Les jeunes cher­cheurs qui travaillent sur des sujets d’actualité sont prévenus : tôt ou tard, ils seront solli­cités par des médias pour « réagir », « commenter », ou « apporter leur éclai­rage ». Flat­teuses au premier abord, ces solli­ci­ta­tions peuvent devenir un exer­cice périlleux lorsque la théma­tique est au cœur de polé­miques inces­santes. Le sujet « islam » est à cet égard tris­te­ment exem­plaire. Les passions média­tiques qui l’entourent depuis la fin des années 80 ont connu une accé­lé­ra­tion notable dans la période récente : les polé­miques se succèdent désor­mais à un rythme quasi­ment hebdo­ma­daire. Et les cher­cheurs sont inter­pellés par les médias selon des moda­lités qu’ils ne maîtrisent pas toujours.

Le chercheur est parfois sommé d’apporter une réponse nette à des questions formulées sur un ton péremptoire

Alors que le rôle du cher­cheur devrait être de contri­buer à « formuler des ques­tions », comme le rappelle le socio­logue Tristan Leper­lier, ils sont souvent sommés de prendre posi­tion dans des débats binaires dont ils n’ont pas posé les termes. Enrôlés dans les batailles de l’information, les résul­tats de la recherche sont souvent relé­gués au rang d’« opinions », selon Patrick Simon, socio-démo­graphe spécia­lisé sur les discri­mi­na­tions. La poli­tiste Nadia Marzouki, membre fonda­trice du réseau « Islams et cher­cheurs dans la cité », a égale­ment décrit la façon dont elle et ses collègues se voient fréquem­ment assi­gnés à la posture « de l’expert, du témoin, du porte-parole, voire du prophète » dans le champ média­tique — autant de postures qui ne rendent pas justice à l’apport des sciences sociales.

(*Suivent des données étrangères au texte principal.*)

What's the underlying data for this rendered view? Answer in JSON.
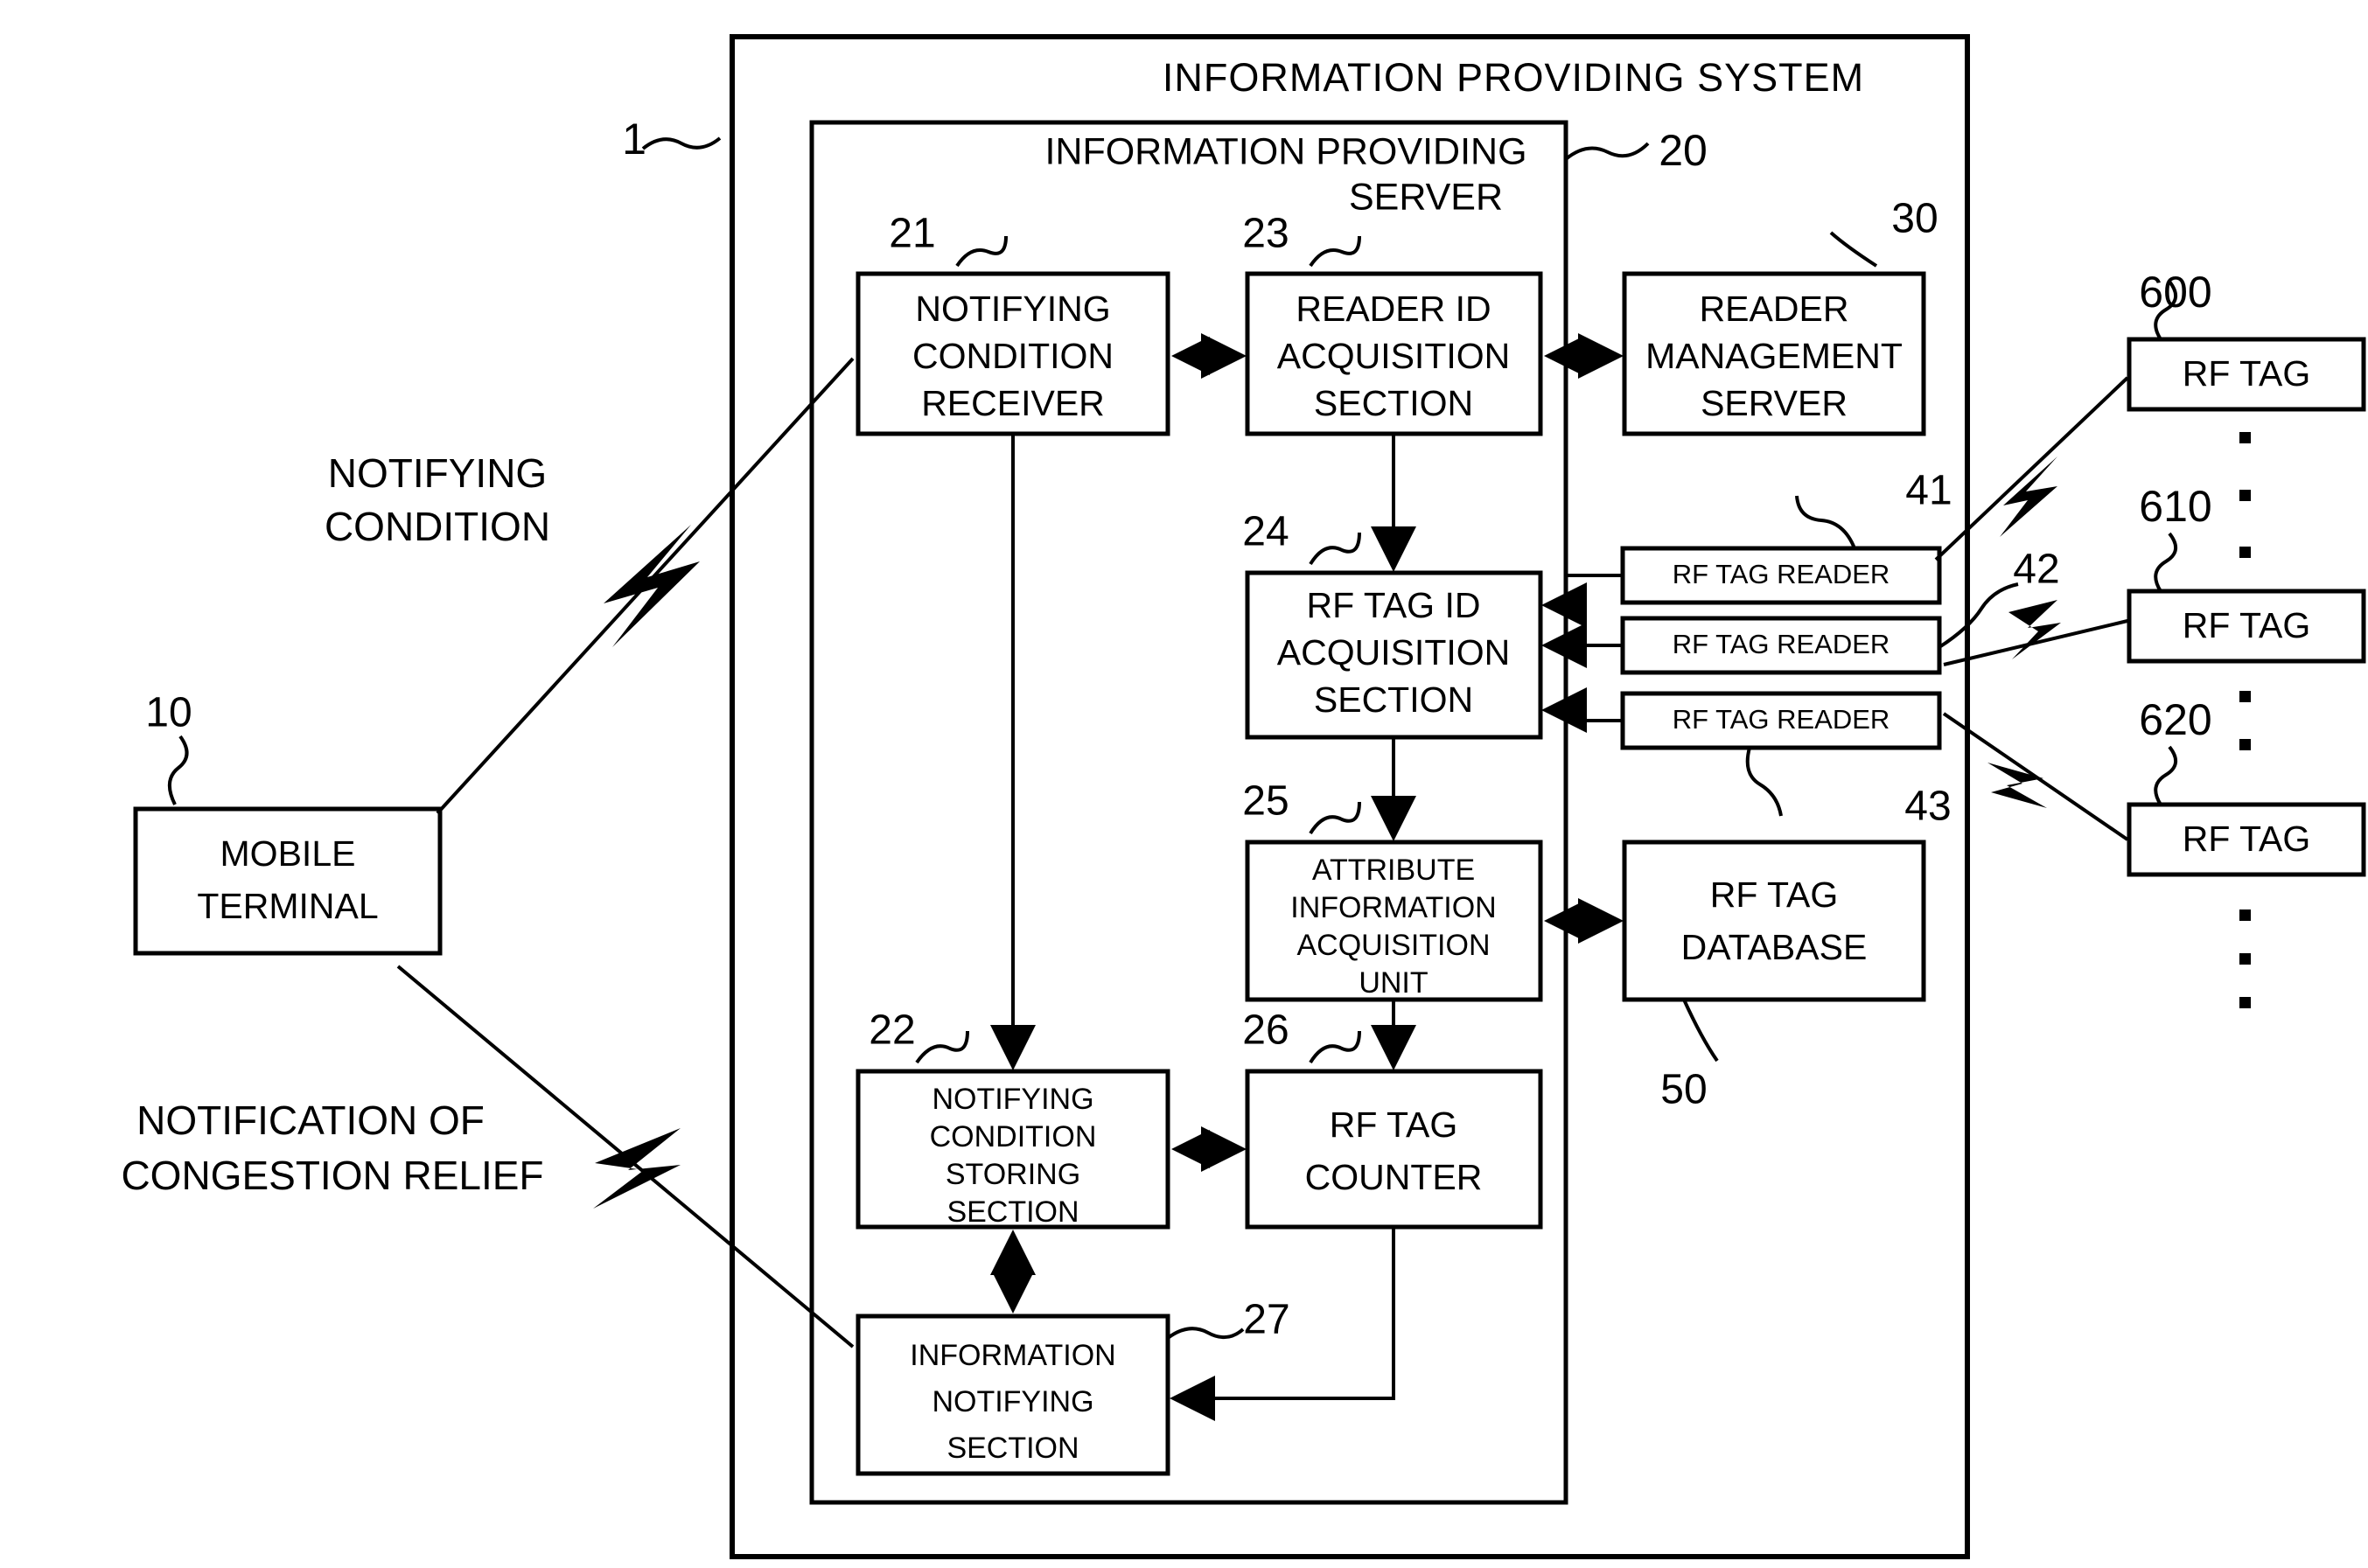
{
  "figure": {
    "kind": "patent-block-diagram",
    "system_label": "INFORMATION PROVIDING SYSTEM",
    "system_ref": "1",
    "server_label_line1": "INFORMATION PROVIDING",
    "server_label_line2": "SERVER",
    "server_ref": "20"
  },
  "left_annotations": {
    "notifying_condition_line1": "NOTIFYING",
    "notifying_condition_line2": "CONDITION",
    "congestion_line1": "NOTIFICATION OF",
    "congestion_line2": "CONGESTION RELIEF"
  },
  "blocks": {
    "mobile_terminal": {
      "ref": "10",
      "line1": "MOBILE",
      "line2": "TERMINAL"
    },
    "notifying_condition_receiver": {
      "ref": "21",
      "line1": "NOTIFYING",
      "line2": "CONDITION",
      "line3": "RECEIVER"
    },
    "notifying_condition_storing": {
      "ref": "22",
      "line1": "NOTIFYING",
      "line2": "CONDITION",
      "line3": "STORING",
      "line4": "SECTION"
    },
    "reader_id_acquisition": {
      "ref": "23",
      "line1": "READER ID",
      "line2": "ACQUISITION",
      "line3": "SECTION"
    },
    "rf_tag_id_acquisition": {
      "ref": "24",
      "line1": "RF TAG ID",
      "line2": "ACQUISITION",
      "line3": "SECTION"
    },
    "attribute_information_acquisition": {
      "ref": "25",
      "line1": "ATTRIBUTE",
      "line2": "INFORMATION",
      "line3": "ACQUISITION",
      "line4": "UNIT"
    },
    "rf_tag_counter": {
      "ref": "26",
      "line1": "RF TAG",
      "line2": "COUNTER"
    },
    "information_notifying": {
      "ref": "27",
      "line1": "INFORMATION",
      "line2": "NOTIFYING",
      "line3": "SECTION"
    },
    "reader_management_server": {
      "ref": "30",
      "line1": "READER",
      "line2": "MANAGEMENT",
      "line3": "SERVER"
    },
    "rf_tag_database": {
      "ref": "50",
      "line1": "RF TAG",
      "line2": "DATABASE"
    }
  },
  "readers": [
    {
      "ref": "41",
      "label": "RF TAG READER"
    },
    {
      "ref": "42",
      "label": "RF TAG READER"
    },
    {
      "ref": "43",
      "label": "RF TAG READER"
    }
  ],
  "tags": [
    {
      "ref": "600",
      "label": "RF TAG"
    },
    {
      "ref": "610",
      "label": "RF TAG"
    },
    {
      "ref": "620",
      "label": "RF TAG"
    }
  ],
  "colors": {
    "ink": "#000000",
    "paper": "#ffffff"
  }
}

Les solli­ci­ta­tions média­tiques peuvent être de divers ordres. Il m’est par exemple arrivé de rece­voir un texto à 23h d’un jour­na­liste d’une chaîne d’actualité en continu pour confirmer un chiffre, celui du nombre de musul­mans en France. C’est parfois une « ques­tion » formulée sur un ton péremp­toire comme celle d’un hebdo­ma­daire : « oui ou non, l’islam opprime-t-il les femmes ? », à laquelle le cher­cheur est sommé d’apporter une réponse nette. C’est aussi heureu­se­ment un véri­table échange avec la jour­na­liste d’un maga­zine en ligne sur l’angle à adopter pour traiter d’un sujet, ou des discus­sions très utiles avec les réali­sa­teurs d’une émis­sion consa­crée au fait reli­gieux sur les réponses à apporter en plateau pour mieux faire comprendre les conver­sions à l’islam. On le voit, les inter­ac­tions des cher­cheurs avec les médias sont aussi variées que le champ jour­na­lis­tique est divers. Et des alliances fruc­tueuses sont possibles.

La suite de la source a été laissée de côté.